Nevada has always recruited businesses from California; Hollingsworth jokes that former California Gov. Gray Davis was an asset to the development authority’s campaign. But California’s ongoing budget crisis seems to be working in Nevada’s favor this year.
Hollingsworth said that 35% of companies he had recruited to the state this year were from California, compared with 20% last year. “January was the tipping point,” he said. “Companies were saying they couldn’t stay there.”
A report released in June by the Milken Institute estimated that California lost 79,000 manufacturing jobs from 2003 to 2007, while seven other states with a meaningful percentage of U.S. manufacturing gained 62,000, in part because of California’s regulatory environment.
Los Angeles County has fewer Fortune 500 companies than most other major metropolitan areas, said Greif of the Los Angeles County Economic Development Corp.
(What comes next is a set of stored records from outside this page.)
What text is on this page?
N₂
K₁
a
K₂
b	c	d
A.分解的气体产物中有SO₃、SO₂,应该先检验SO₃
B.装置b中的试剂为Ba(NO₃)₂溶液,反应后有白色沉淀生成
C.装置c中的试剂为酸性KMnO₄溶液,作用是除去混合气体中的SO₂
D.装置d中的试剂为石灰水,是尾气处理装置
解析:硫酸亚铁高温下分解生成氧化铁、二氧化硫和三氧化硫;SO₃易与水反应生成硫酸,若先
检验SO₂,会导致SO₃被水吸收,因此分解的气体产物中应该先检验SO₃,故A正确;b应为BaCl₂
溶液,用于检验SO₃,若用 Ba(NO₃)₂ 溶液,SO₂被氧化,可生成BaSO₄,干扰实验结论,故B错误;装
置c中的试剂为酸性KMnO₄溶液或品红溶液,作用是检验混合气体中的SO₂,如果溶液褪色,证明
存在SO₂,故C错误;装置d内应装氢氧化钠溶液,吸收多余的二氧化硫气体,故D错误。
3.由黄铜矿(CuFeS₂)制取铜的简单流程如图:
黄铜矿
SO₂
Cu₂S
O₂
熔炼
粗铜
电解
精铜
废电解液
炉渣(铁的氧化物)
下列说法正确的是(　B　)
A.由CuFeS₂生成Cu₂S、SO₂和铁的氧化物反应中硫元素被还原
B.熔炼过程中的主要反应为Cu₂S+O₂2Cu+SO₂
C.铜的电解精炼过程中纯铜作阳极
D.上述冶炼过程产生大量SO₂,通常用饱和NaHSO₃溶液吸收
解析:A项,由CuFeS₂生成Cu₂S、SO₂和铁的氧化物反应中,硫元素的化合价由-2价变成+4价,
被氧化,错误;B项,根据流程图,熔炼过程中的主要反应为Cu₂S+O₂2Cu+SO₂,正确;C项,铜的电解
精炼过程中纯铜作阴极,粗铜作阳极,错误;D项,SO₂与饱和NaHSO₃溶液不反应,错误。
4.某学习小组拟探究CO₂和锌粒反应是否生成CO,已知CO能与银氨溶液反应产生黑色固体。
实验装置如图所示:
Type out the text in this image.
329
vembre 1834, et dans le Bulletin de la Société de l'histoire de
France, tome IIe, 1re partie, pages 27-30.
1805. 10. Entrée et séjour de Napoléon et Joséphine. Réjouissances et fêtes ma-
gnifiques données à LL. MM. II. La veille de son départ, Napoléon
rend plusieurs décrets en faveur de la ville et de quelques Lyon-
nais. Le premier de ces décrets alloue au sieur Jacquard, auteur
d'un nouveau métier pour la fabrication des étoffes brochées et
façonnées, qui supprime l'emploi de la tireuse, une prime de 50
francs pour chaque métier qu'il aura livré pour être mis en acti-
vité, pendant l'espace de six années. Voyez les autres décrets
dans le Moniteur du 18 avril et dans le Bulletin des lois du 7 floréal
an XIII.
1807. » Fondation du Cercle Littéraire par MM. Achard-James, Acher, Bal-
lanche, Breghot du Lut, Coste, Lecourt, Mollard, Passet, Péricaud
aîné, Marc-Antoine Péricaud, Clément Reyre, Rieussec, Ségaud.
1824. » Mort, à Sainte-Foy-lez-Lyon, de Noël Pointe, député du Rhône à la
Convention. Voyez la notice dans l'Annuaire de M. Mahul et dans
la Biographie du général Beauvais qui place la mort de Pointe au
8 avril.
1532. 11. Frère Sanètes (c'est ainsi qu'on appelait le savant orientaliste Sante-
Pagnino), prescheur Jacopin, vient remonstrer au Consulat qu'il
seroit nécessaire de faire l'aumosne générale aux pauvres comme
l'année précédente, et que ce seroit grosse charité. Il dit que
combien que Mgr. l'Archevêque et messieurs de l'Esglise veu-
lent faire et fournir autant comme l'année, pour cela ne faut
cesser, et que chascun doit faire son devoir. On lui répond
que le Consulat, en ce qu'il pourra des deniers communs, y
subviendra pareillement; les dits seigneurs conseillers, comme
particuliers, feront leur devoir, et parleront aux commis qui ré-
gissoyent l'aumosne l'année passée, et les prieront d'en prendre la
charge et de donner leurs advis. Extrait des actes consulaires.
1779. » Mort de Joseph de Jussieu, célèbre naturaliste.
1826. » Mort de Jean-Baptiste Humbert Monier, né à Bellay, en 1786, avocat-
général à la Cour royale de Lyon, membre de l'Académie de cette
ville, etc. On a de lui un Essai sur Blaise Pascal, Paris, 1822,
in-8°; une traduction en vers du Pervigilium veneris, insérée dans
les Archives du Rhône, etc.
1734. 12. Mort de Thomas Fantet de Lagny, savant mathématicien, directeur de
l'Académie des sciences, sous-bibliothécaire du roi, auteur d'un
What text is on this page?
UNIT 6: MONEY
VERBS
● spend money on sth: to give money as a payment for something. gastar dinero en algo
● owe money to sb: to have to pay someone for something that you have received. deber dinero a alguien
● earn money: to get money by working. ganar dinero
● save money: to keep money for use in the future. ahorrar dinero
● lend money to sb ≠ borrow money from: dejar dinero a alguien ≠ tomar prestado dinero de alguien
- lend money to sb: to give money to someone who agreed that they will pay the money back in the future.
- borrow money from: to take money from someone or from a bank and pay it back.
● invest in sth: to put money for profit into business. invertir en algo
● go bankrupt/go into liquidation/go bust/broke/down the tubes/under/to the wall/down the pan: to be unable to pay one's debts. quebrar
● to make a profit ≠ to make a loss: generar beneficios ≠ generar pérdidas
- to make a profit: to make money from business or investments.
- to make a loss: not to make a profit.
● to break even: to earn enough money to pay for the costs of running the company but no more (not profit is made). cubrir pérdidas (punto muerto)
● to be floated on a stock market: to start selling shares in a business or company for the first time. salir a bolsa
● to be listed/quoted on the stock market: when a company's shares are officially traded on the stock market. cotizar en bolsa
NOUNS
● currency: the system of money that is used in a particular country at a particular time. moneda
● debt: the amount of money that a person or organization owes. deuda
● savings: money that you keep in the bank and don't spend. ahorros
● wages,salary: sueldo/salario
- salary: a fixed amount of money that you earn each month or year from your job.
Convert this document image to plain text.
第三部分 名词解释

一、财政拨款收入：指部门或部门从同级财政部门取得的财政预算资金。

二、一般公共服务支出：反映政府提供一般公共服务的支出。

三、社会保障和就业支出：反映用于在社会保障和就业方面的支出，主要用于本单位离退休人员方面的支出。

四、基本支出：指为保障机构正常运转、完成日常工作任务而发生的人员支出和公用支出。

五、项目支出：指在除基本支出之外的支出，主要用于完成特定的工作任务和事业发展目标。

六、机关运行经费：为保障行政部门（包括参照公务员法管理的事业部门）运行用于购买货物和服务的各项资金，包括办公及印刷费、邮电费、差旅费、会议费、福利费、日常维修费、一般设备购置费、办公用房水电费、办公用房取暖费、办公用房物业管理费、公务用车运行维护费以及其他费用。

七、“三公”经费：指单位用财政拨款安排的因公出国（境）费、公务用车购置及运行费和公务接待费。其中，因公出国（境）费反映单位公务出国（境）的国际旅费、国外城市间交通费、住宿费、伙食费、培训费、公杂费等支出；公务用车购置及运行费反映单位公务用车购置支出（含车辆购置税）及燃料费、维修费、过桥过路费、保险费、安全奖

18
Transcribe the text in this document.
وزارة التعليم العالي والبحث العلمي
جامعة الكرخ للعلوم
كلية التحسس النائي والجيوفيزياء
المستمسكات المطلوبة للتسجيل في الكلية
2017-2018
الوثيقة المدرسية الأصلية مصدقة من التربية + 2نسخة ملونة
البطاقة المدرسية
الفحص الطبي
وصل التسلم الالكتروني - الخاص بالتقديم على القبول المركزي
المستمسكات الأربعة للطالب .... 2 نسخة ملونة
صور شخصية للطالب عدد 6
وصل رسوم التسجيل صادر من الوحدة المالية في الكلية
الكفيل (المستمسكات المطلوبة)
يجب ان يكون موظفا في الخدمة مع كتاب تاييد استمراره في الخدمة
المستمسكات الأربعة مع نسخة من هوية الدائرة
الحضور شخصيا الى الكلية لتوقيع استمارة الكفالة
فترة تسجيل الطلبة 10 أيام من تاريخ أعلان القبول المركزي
That’s a bad sign for a state famous for its creativity and innovation.
One Fortune 500 company, dialysis service provider DaVita Inc., announced in May that it was moving its corporate headquarters from El Segundo to Denver. Colorado officials offered tax incentives, DaVita spokesman Brad Chase said. The region also has a lower cost of living. Most of the new positions the growing company creates will be in Denver, Chase said.
That irks Greif, who’s sick of seeing big companies leave California. “Why is it when a company gets bigger, it’s time to pull up stakes and leave Dodge?” he said. “Because we have become distinctly business unfriendly.”